Но Пани продолжал молчать.
— Видишь, как силен мой запрет, — засмеялся юноша и сел на нарты. — Раз так, то я расскажу тебе, черноглазая, сказку.
— Помири нас, — сказала девушка, — отец уехал к моему будущему мужу. Скоро приедут сваты, а я не хочу, чтобы он сердился на меня.
— Тогда слушай хынос. — И Таули лукаво подмигнул девушке, посмотрел на Пани и неожиданно сказал: — Очень трудно понять мою сказку сердитым людям. Помиритесь вначале, а в стойбище я расскажу вам ее.
И, крикнув собаку, Таули пошел к чумам.
Оглянувшись, он увидел: девушка опустила на плечи пастуху свои руки, а он, нарушив обет молчания, взволнованно говорил ей что-то…
— Вперед, мой друг! — сказал Таули собаке. — Вперед! Твой хвост слишком грустно опущен, в то время как бубен твой поджат. Наполним его свежей рыбой и жирным мясом, чтобы он имел более почтенный вид.
Всю зиму Таули пас стада князя Тэйрэко. Он кочевал с ними до теплых лесов, что синели между великими реками Печорой и Обью.
Еще в Комариный месяц Тэйрэко увел в стойбище Пырерко богатый няпой[30] пушнины и не возвращался.
Черноглазая Нанук одна хозяйничала в чуме. И хотя уже на трех нартах лежало готовое приданое, она продолжала шить, ожидая сватов. Однако ни отец, ни сваты не приезжали. Лишь иногда на быстрых оленях проносилась молва:
«Русские с железными палками, извергающими огонь и свинец, идут собирать луковую дань. Не платящих ее забирают аманатами[31] в деревянные стойбища Пустозерск и Обдорск».
Так говорила молва с полуденной стороны.
«Далеко в море, если идти по льдам, есть счастливая страна — Новая Земля. Там нет русских, там нет ясачных начальников, много пушного зверя и ягеля для олешков».
Так говорила молва с полуночной стороны.
Пастухи слушали молву и с тревогой всматривались в полуденную сторону. И казалось в ночи — это не кусты тальника на горизонте, а стрелецкие сотни, вооруженные страшными луками-самопалами.
В чумах старейшин всех стойбищ под глухой рокот бубнов кружились сильные и слабые шаманы, что лечили от болезней; от худых ветров — тадибеи; предсказывающие смерть — черные шаманы.
Тревожно рокотали бубны. Желтый свет падал на сумрачные лица пастухов. И в разверстую тишину тяжело падали полные значения слова шаманов:
— Духи лесов говорят: «Русские!

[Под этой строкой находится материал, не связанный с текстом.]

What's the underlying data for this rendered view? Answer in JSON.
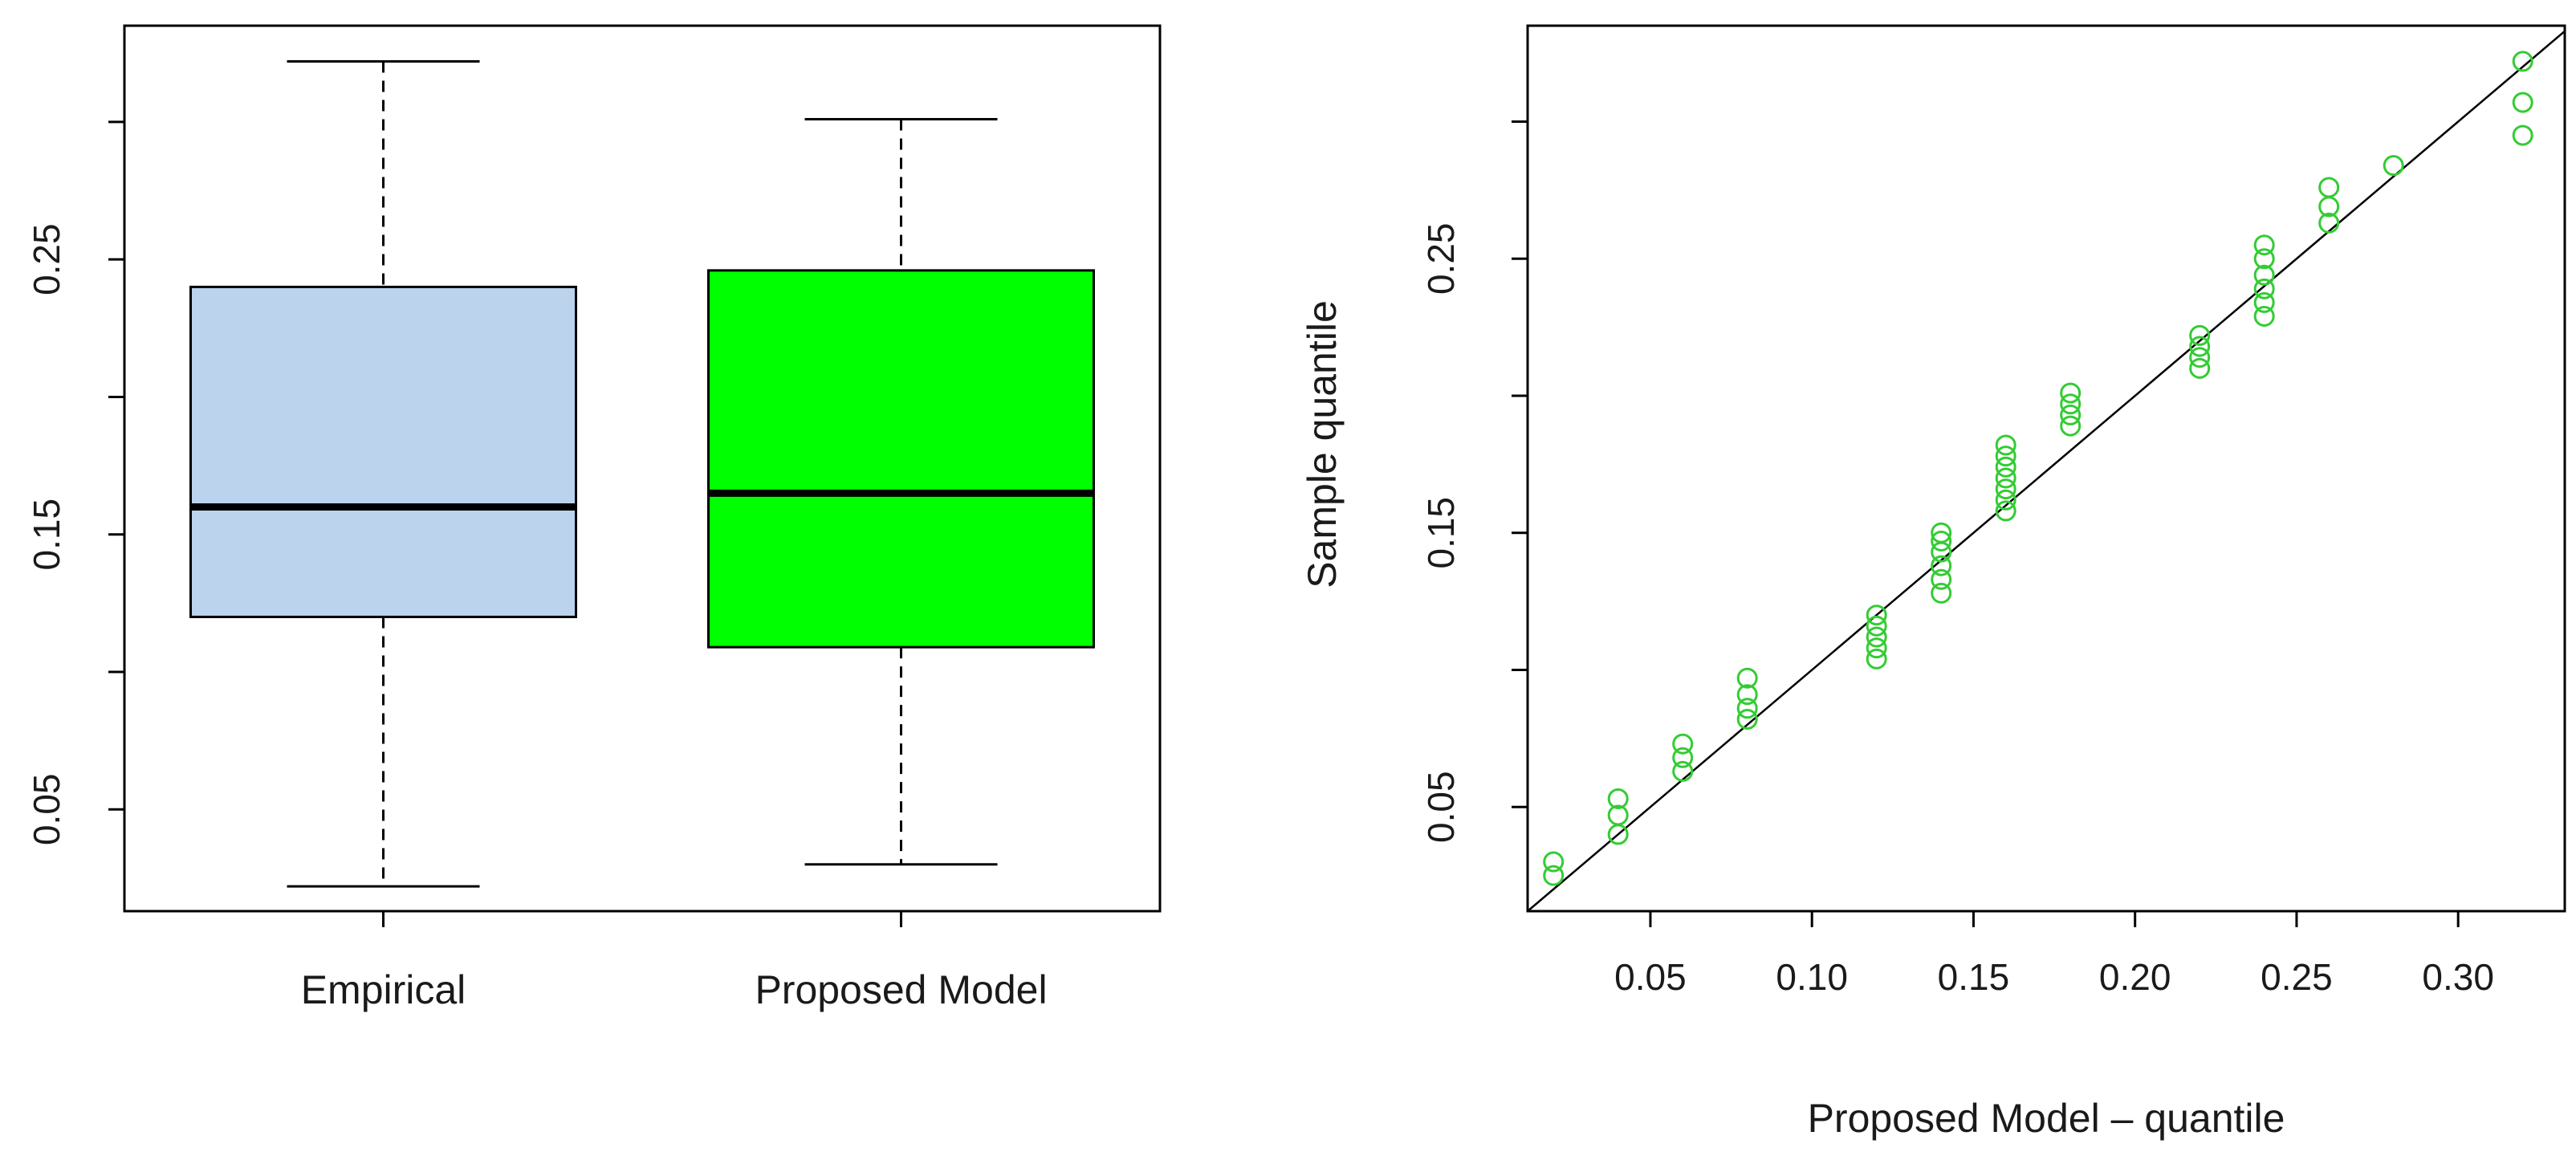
{
  "chart_data": [
    {
      "type": "boxplot",
      "title": "",
      "xlabel": "",
      "ylabel": "",
      "ylim": [
        0.013,
        0.335
      ],
      "y_ticks": [
        0.05,
        0.1,
        0.15,
        0.2,
        0.25,
        0.3
      ],
      "y_tick_labels": [
        "0.05",
        "",
        "0.15",
        "",
        "0.25",
        ""
      ],
      "categories": [
        "Empirical",
        "Proposed Model"
      ],
      "boxes": [
        {
          "name": "Empirical",
          "whisker_low": 0.022,
          "q1": 0.12,
          "median": 0.16,
          "q3": 0.24,
          "whisker_high": 0.322,
          "fill": "#bcd3ee"
        },
        {
          "name": "Proposed Model",
          "whisker_low": 0.03,
          "q1": 0.109,
          "median": 0.165,
          "q3": 0.246,
          "whisker_high": 0.301,
          "fill": "#00ff00"
        }
      ],
      "grid": false,
      "legend": "none"
    },
    {
      "type": "scatter",
      "title": "",
      "xlabel": "Proposed Model – quantile",
      "ylabel": "Sample quantile",
      "xlim": [
        0.012,
        0.333
      ],
      "ylim": [
        0.012,
        0.335
      ],
      "x_ticks": [
        0.05,
        0.1,
        0.15,
        0.2,
        0.25,
        0.3
      ],
      "x_tick_labels": [
        "0.05",
        "0.10",
        "0.15",
        "0.20",
        "0.25",
        "0.30"
      ],
      "y_ticks": [
        0.05,
        0.1,
        0.15,
        0.2,
        0.25,
        0.3
      ],
      "y_tick_labels": [
        "0.05",
        "",
        "0.15",
        "",
        "0.25",
        ""
      ],
      "marker_color": "#33cc33",
      "reference_line": {
        "x": [
          0.012,
          0.333
        ],
        "y": [
          0.012,
          0.333
        ],
        "color": "#000000"
      },
      "points": [
        [
          0.02,
          0.025
        ],
        [
          0.02,
          0.03
        ],
        [
          0.04,
          0.04
        ],
        [
          0.04,
          0.047
        ],
        [
          0.04,
          0.053
        ],
        [
          0.06,
          0.063
        ],
        [
          0.06,
          0.068
        ],
        [
          0.06,
          0.073
        ],
        [
          0.08,
          0.082
        ],
        [
          0.08,
          0.086
        ],
        [
          0.08,
          0.091
        ],
        [
          0.08,
          0.097
        ],
        [
          0.12,
          0.104
        ],
        [
          0.12,
          0.108
        ],
        [
          0.12,
          0.112
        ],
        [
          0.12,
          0.116
        ],
        [
          0.12,
          0.12
        ],
        [
          0.14,
          0.128
        ],
        [
          0.14,
          0.133
        ],
        [
          0.14,
          0.138
        ],
        [
          0.14,
          0.143
        ],
        [
          0.14,
          0.147
        ],
        [
          0.14,
          0.15
        ],
        [
          0.16,
          0.158
        ],
        [
          0.16,
          0.162
        ],
        [
          0.16,
          0.166
        ],
        [
          0.16,
          0.17
        ],
        [
          0.16,
          0.174
        ],
        [
          0.16,
          0.178
        ],
        [
          0.16,
          0.182
        ],
        [
          0.18,
          0.189
        ],
        [
          0.18,
          0.193
        ],
        [
          0.18,
          0.197
        ],
        [
          0.18,
          0.201
        ],
        [
          0.22,
          0.21
        ],
        [
          0.22,
          0.214
        ],
        [
          0.22,
          0.218
        ],
        [
          0.22,
          0.222
        ],
        [
          0.24,
          0.229
        ],
        [
          0.24,
          0.234
        ],
        [
          0.24,
          0.239
        ],
        [
          0.24,
          0.244
        ],
        [
          0.24,
          0.25
        ],
        [
          0.24,
          0.255
        ],
        [
          0.26,
          0.263
        ],
        [
          0.26,
          0.269
        ],
        [
          0.26,
          0.276
        ],
        [
          0.28,
          0.284
        ],
        [
          0.32,
          0.295
        ],
        [
          0.32,
          0.307
        ],
        [
          0.32,
          0.322
        ]
      ],
      "grid": false,
      "legend": "none"
    }
  ]
}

Они идут сюда, ненця — люди больших и малых тундр!»
— Что нам делать, Таули? — все чаще и чаще спрашивала Нанук.
— Я пойду искать край света, — говорил Пани.
— А я сватов пошлю к любимой девушке, — говорил Таули и пристально глядел на Нанук.
Он так внимательно глядел на нее, что она неожиданно уходила за хворостом, хотя в чуме его было больше, чем требовалось.
Все чаще и чаще Таули говорил о любимой. Нанук смеялась над ним и спрашивала:
— Чем же ты заплатишь за нее? Где найдешь выкуп? Где взять его такому пастуху, как ты?
— Тундра полна зверя, — отвечал Таули. — Медведя, соболя, песца, лисицу и зайца я отдам за свою девушку. Видишь мой лук?
И он показывал свой лук, изрубцованный отметками.
Однажды утром он простился с Пани и, надев широкие лыжи, ушел из стойбища. Через месяц он положил перед костром Нанук по шкуре медведя, соболя, песца и лисицы.
— Зайца я не стал убивать, — сказал он.
Черноглазая девушка уже с печалью глядела на него. Она положила шкуры ему на колени и заплакала. Она плакала так долго, что Таули все понял.